Exactly. Appropriate, perhaps, when fronting a far-right anonymously funded 2012 attack group on President Obama like Special Operations OPSEC Education Fund Inc. — Gomez’ last political claim to fame. But this is a race for a federal office in Massachusetts, not for senator of the Tea Party.
Next up, Little Boy Who Cried Wolf victimization:
Mr. Gomez … said that Mr. Markey had unfairly compared him to Bin Laden and that he had blamed him for the school shootings; neither Markey ad made such an assertion.
A meme grows in Cohasset: rage, weepy victimization, immaturity … you can fill in your own suggestions in the comments. Reality bites.
marcus-graly says
Then he’s already doing more to remove CO2 from the atmosphere than anything Gomez has proposed would.
bluewatch says
Did you know that he’s a Navy SEAL?
Incidentally, SEALs are all-male. Women are not allowed to apply.
Patrick says
How has no one asked Mr. Seal that question?
kbusch says
Raising this question is bound to turn the thin-skinned Mr Gomez ballistic.
matthewjshochat says
I’m sure he’s going to get the Tea Party Seal of Approval, but will ultimately lose this election.

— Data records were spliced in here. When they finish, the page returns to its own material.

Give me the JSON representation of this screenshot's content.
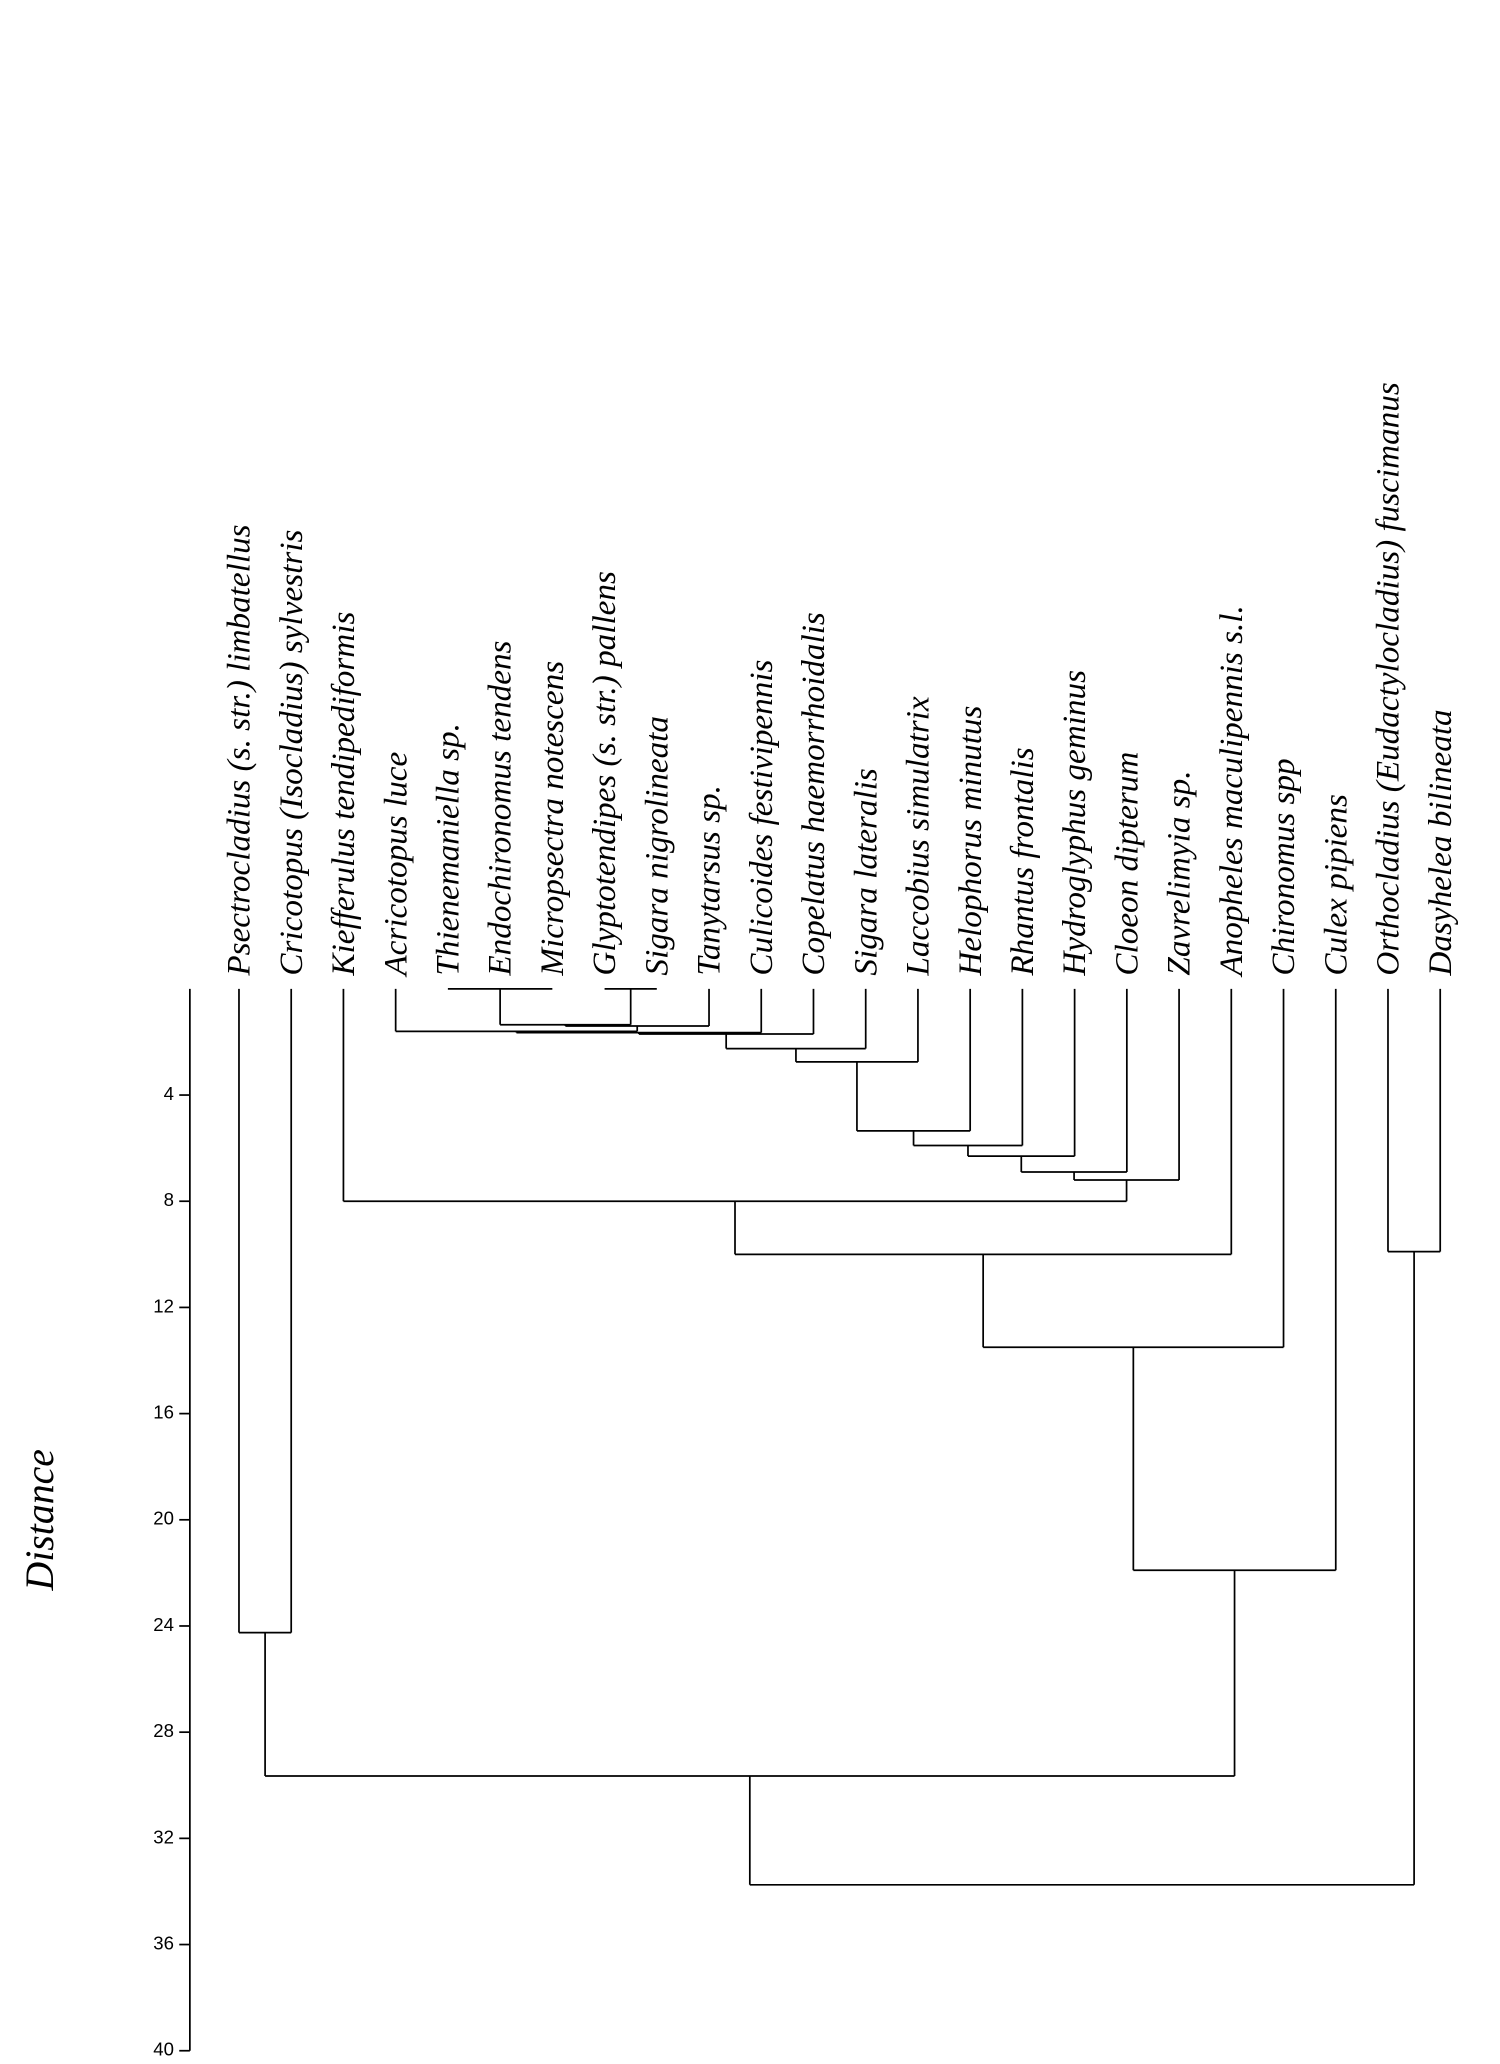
{
  "chart_data": {
    "type": "dendrogram",
    "y_label": "Distance",
    "ylim": [
      0,
      40
    ],
    "yticks": [
      4,
      8,
      12,
      16,
      20,
      24,
      28,
      32,
      36,
      40
    ],
    "tree": {
      "height": 33.75,
      "children": [
        {
          "height": 29.65,
          "children": [
            {
              "height": 24.25,
              "children": [
                {
                  "label": "Psectrocladius (s. str.) limbatellus"
                },
                {
                  "label": "Cricotopus (Isocladius) sylvestris"
                }
              ]
            },
            {
              "height": 21.9,
              "children": [
                {
                  "height": 13.5,
                  "children": [
                    {
                      "height": 10,
                      "children": [
                        {
                          "height": 8,
                          "children": [
                            {
                              "label": "Kiefferulus tendipediformis"
                            },
                            {
                              "height": 7.2,
                              "children": [
                                {
                                  "height": 6.9,
                                  "children": [
                                    {
                                      "height": 6.3,
                                      "children": [
                                        {
                                          "height": 5.9,
                                          "children": [
                                            {
                                              "height": 5.35,
                                              "children": [
                                                {
                                                  "height": 2.75,
                                                  "children": [
                                                    {
                                                      "height": 2.25,
                                                      "children": [
                                                        {
                                                          "height": 1.7,
                                                          "children": [
                                                            {
                                                              "height": 1.65,
                                                              "children": [
                                                                {
                                                                  "height": 1.6,
                                                                  "children": [
                                                                    {
                                                                      "label": "Acricotopus luce"
                                                                    },
                                                                    {
                                                                      "height": 1.4,
                                                                      "children": [
                                                                        {
                                                                          "height": 1.35,
                                                                          "children": [
                                                                            {
                                                                              "height": 0,
                                                                              "children": [
                                                                                {
                                                                                  "label": "Thienemaniella sp."
                                                                                },
                                                                                {
                                                                                  "label": "Endochironomus tendens"
                                                                                },
                                                                                {
                                                                                  "label": "Micropsectra notescens"
                                                                                }
                                                                              ]
                                                                            },
                                                                            {
                                                                              "height": 0,
                                                                              "children": [
                                                                                {
                                                                                  "label": "Glyptotendipes (s. str.) pallens"
                                                                                },
                                                                                {
                                                                                  "label": "Sigara nigrolineata"
                                                                                }
                                                                              ]
                                                                            }
                                                                          ]
                                                                        },
                                                                        {
                                                                          "label": "Tanytarsus sp."
                                                                        }
                                                                      ]
                                                                    }
                                                                  ]
                                                                },
                                                                {
                                                                  "label": "Culicoides festivipennis"
                                                                }
                                                              ]
                                                            },
                                                            {
                                                              "label": "Copelatus haemorrhoidalis"
                                                            }
                                                          ]
                                                        },
                                                        {
                                                          "label": "Sigara lateralis"
                                                        }
                                                      ]
                                                    },
                                                    {
                                                      "label": "Laccobius simulatrix"
                                                    }
                                                  ]
                                                },
                                                {
                                                  "label": "Helophorus minutus"
                                                }
                                              ]
                                            },
                                            {
                                              "label": "Rhantus frontalis"
                                            }
                                          ]
                                        },
                                        {
                                          "label": "Hydroglyphus geminus"
                                        }
                                      ]
                                    },
                                    {
                                      "label": "Cloeon dipterum"
                                    }
                                  ]
                                },
                                {
                                  "label": "Zavrelimyia sp."
                                }
                              ]
                            }
                          ]
                        },
                        {
                          "label": "Anopheles maculipennis s.l."
                        }
                      ]
                    },
                    {
                      "label": "Chironomus spp"
                    }
                  ]
                },
                {
                  "label": "Culex pipiens"
                }
              ]
            }
          ]
        },
        {
          "height": 9.9,
          "children": [
            {
              "label": "Orthocladius (Eudactylocladius) fuscimanus"
            },
            {
              "label": "Dasyhelea bilineata"
            }
          ]
        }
      ]
    }
  }
}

That all but confirmed the obvious that Gomez is a bully.
Laurel says
They also don’t like it that he speaks Spanish — out loud! — during his speeches. His bullying aspects will undoubtedly please some, but he’s pretty offensive to the hard-right xenophobes.
oceandreams says
to help himself. He would have been better off running as a perceived nice guy with an interesting resume if no political experience. Probably his best shot was having people like him and decide it might be time for a change for someone who could be all bipartisany blah blah blah. Maybe I’m an optimist, but I just don’t see how nasty helps when you’re a blank slate, you’re at a significant party-registration disadvantage and the guy you’re running against is not any kind of lightning rod to be disliked.

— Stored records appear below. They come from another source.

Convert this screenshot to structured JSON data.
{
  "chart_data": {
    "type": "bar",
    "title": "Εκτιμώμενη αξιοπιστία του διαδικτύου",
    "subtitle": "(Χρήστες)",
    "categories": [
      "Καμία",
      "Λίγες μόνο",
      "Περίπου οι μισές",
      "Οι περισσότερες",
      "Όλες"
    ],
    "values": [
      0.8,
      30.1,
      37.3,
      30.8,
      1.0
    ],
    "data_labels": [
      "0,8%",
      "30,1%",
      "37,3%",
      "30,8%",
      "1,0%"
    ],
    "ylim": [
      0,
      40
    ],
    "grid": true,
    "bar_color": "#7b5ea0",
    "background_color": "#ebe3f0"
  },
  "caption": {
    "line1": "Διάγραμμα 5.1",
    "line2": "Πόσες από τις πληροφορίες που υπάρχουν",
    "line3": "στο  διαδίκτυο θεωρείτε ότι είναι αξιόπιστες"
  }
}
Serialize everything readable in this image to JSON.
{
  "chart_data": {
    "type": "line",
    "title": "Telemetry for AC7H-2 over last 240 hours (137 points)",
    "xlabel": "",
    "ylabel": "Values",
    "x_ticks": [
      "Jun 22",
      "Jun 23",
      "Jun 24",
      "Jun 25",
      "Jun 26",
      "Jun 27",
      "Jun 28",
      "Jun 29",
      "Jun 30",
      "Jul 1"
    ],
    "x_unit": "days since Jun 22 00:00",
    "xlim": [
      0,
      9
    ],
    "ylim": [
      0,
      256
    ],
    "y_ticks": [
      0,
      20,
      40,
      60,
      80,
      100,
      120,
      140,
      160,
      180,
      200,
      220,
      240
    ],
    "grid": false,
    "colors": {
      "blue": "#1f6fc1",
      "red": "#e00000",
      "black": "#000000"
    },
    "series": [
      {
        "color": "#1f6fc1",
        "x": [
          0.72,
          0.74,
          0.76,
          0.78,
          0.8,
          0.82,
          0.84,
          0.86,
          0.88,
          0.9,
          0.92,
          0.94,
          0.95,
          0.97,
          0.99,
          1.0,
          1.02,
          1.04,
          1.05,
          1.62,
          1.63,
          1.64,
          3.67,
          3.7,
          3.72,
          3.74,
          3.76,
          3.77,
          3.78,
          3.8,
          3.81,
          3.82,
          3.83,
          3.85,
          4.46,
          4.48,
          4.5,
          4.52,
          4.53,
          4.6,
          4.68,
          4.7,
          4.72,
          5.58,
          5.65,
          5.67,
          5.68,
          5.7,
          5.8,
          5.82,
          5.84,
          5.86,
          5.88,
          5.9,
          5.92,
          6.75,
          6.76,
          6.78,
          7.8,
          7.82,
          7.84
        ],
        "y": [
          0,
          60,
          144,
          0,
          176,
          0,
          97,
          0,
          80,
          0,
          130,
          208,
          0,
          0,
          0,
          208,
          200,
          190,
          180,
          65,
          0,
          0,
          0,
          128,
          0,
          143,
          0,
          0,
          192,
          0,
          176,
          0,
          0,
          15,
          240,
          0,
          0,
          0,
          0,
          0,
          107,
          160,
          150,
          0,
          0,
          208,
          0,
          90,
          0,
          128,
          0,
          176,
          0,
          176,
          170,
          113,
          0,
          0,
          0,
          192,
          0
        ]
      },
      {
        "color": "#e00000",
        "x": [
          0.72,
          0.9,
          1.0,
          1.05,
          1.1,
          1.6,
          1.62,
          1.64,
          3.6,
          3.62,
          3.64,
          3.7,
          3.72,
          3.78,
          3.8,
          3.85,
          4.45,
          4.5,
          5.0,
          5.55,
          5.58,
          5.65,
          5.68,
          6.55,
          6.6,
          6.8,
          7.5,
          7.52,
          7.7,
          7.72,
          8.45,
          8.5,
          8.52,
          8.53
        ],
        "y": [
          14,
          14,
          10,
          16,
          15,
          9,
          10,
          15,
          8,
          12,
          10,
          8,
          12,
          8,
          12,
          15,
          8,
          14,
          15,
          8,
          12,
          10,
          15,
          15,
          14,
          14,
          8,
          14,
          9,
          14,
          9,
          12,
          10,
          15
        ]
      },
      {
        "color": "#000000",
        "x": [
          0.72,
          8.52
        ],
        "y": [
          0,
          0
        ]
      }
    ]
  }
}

Markey may not be inspiring the passion that Elizabeth Warren did, but – perhaps I’m biased since he’s my Congressman and I know him – he presents as a decent guy who wants to work for the causes he supports — causes which happen to be backed by a significant majority of the Massachusetts electorate.
kbusch says
It requires the kind of practice at being a politician that Scott Brown had. Mr. Gomez isn’t kidding when he says he isn’t a politician. Politicians, for example, get used real quickly to being criticized by the opposition.
oceandreams says
Because Scott Brown appeared to come out of nowhere, sometimes people forget that he had political experience (and came from a political family). I really don’t get the appeal of “I want this job even though I don’t have any idea what it entails.” Elizabeth Warren may not have held elective office before, but she was working effectively in Washington for years before she ran. Same for Deval Patrick, who had government experience if not as an elected official before running for governor.

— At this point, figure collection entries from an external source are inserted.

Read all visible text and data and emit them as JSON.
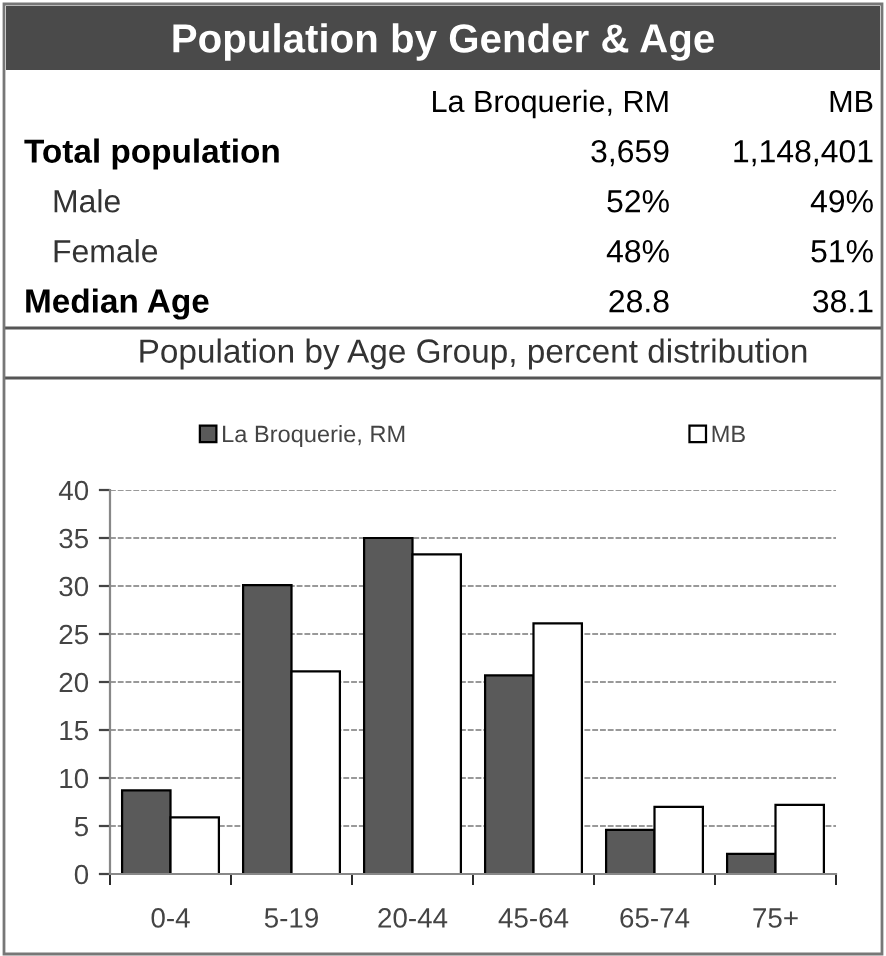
{
  "chart_data": [
    {
      "type": "other",
      "title": "Population by Gender & Age",
      "annotations": [
        "La Broquerie, RM",
        "MB",
        "Total population",
        "3,659",
        "1,148,401",
        "Male",
        "52%",
        "49%",
        "Female",
        "48%",
        "51%",
        "Median Age",
        "28.8",
        "38.1"
      ]
    },
    {
      "type": "bar",
      "title": "Population by Age Group, percent distribution",
      "categories": [
        "0-4",
        "5-19",
        "20-44",
        "45-64",
        "65-74",
        "75+"
      ],
      "series": [
        {
          "name": "La Broquerie, RM",
          "color": "#5a5a5a",
          "values": [
            8.7,
            30.1,
            35.0,
            20.7,
            4.6,
            2.1
          ]
        },
        {
          "name": "MB",
          "color": "#ffffff",
          "values": [
            5.9,
            21.1,
            33.3,
            26.1,
            7.0,
            7.2
          ]
        }
      ],
      "ylim": [
        0,
        40
      ],
      "yticks": [
        0,
        5,
        10,
        15,
        20,
        25,
        30,
        35,
        40
      ],
      "grid": "y",
      "legend": "top"
    }
  ]
}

Since so many Republicans claim to want to run government more like the private sector, I’m curious how many executives they think would be interested in hiring someone who were interviewing for a high-level position by boasting that they didn’t know anything about the industry or company.
mathelman says
can/should reporters objectively refer to Gabriel Gomez’s responses to run-of-the-mill Markey campaign operations as “temper tantrums?”